Lee's insightful and witty comments on such famous operas as Aida and Zauberflute reveal him to be a critic of much learning and erudition, "an authentically humanist Christian soul" as one reviewer put it. Now Lee, Emeritus Professor of Classics at the University of Toronto, has published a new work, A BOOK OF HOURS--MUSIC, LITERATURE AND LIFE (Continuum Int'l Publishing Group), which explains from where his love of opera and his Christian humanism derive.

In the 1950s, when he was a young grad student, Lee spent a year teaching at an American college in Rome. It was a dream job; meager as his salary was he could afford to buy a Eurorail pass and travel, on weekends and holidays, all over Europe to take in both rare and familiar operas. On one trip to Germany, for example, he saw Mathis der Maler in Darmstadt, Mitridate in Duisburg, Prince Igor in Kiel, Fra Diavolo in Bremerhaven, Candillac in Mannheim, and a new opera about Joan of Arc in Stuttgart, where (as he writes) "there is a plaque in the opera house's lobby that identifies this Grosses Haus of the Wittenbergische Staatsopera as the scene of the laying of the foundation stone for the rebuilding of Germany."

In September 6, 1945, it turns out, American foreign minister James F. Byrne declared that "the American people want to return the government of Germany to the German people" and that "the American people want to help the German people win their way back toward an honorable place among the free and peace-loving nations of the world."

From Stuttgart, Lee crossed to Strasbourg for Monteverdi's Poppea, Nancy for Berlioz's Faust, Paris for Offenbach's Contes d'Hoffman. "I see some of the same people at the opera from night to night," Lee commented, "a young man from near London teaching for a year in Aachen; a middle-aged Belgian, father of a large family, who via train transit has seen over a thousand different operas; a charming girl from Vienna who collects Tristan performances. None of us has, or spends, very much money. We run into another at the top of galleries or in line for standing room or snatching a wurst and beer at some stand-up Imbiss. We all consult the international opera schedules published in Opernwelt or Die Welt or Die Zie, so as to be at the right place at the right time for the operas with the best casts. We have all heard the siren call."

Lee had many significant personal experiences while teaching in Rome: making friends with some of the other faculty members, such as Manfred Schone, a fine-arts professor and atheist who, remarkably, helps Lee through a crisis of conscience; and Father Andrzej, a diminutive, bespectacled priest who was also a poet and scholar (and Wagner-hater, a bone of contention between them). Lee also drew close to some of his students during the course of teaching Homer, Virgil, Pindar and Plato, and stayed in touch with them over the next forty years.
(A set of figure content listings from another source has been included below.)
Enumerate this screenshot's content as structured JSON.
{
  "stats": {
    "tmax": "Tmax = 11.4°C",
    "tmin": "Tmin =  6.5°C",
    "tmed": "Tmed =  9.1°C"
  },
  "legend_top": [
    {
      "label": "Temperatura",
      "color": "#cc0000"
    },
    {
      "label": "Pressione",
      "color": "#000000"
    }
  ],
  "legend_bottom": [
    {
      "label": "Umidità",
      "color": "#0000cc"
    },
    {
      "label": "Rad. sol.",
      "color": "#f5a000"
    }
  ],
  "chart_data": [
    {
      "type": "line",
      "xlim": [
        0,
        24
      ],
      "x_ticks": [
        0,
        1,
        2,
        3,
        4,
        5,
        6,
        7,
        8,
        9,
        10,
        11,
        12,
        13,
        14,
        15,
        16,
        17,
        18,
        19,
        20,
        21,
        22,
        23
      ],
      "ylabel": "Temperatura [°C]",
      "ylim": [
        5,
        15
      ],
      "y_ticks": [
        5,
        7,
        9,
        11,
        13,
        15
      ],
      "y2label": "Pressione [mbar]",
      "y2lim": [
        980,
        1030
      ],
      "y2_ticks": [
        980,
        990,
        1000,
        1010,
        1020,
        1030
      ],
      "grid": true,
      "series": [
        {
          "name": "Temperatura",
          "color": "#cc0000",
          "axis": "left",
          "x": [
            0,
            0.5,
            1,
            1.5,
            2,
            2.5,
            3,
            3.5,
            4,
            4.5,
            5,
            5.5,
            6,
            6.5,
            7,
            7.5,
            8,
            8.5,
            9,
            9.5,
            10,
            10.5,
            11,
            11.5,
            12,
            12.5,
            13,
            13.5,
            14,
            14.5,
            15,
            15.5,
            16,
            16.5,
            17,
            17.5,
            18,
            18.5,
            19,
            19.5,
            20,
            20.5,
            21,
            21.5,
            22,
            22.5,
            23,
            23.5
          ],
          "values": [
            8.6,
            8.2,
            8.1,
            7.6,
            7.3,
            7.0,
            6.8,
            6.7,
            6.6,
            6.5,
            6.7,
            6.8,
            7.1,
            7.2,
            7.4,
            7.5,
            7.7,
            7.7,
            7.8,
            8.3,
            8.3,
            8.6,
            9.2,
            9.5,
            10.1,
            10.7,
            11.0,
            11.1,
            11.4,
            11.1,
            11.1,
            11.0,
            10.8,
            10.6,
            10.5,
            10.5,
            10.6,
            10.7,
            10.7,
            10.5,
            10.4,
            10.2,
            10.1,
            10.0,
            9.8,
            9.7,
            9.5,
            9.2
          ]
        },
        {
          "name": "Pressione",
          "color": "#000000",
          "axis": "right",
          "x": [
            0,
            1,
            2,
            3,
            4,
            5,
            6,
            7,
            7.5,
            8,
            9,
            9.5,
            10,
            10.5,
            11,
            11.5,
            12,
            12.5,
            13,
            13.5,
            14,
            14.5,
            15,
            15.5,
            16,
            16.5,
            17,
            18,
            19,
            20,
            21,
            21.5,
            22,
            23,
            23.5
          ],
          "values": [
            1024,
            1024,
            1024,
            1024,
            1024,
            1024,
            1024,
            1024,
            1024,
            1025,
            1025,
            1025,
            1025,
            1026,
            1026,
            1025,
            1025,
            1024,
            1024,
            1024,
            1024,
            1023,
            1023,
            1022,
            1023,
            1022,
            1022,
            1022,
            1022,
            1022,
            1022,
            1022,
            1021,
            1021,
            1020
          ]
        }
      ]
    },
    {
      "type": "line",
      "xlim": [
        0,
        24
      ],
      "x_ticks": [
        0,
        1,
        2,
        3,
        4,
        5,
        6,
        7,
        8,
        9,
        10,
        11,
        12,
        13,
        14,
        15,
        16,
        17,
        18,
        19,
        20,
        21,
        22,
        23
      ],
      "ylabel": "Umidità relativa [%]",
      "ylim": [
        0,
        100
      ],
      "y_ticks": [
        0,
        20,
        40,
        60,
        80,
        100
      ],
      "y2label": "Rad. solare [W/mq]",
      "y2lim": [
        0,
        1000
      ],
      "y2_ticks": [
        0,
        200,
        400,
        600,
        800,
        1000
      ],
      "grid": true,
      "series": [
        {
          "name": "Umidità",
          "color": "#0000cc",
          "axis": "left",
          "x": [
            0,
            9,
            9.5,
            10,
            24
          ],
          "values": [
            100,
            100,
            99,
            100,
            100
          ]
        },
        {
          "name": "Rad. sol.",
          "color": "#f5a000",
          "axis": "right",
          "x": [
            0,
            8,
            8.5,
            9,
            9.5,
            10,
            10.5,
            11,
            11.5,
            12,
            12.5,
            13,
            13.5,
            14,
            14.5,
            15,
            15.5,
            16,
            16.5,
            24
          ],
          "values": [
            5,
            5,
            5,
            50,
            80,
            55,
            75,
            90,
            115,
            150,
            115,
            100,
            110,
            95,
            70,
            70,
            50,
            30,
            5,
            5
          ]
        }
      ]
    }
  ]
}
Lee's book works on many levels. It delves into the language and literature of Greece and Rome, the complexities of Catholicism and religion in general, the power of poetry and music, the beauty and history of Rome. But mostly it is, as the author admits, "an attempt to make sense of my small life, of the choices I have made, of the graces I have been given, of the world in which I was given them, and of the One who sent them."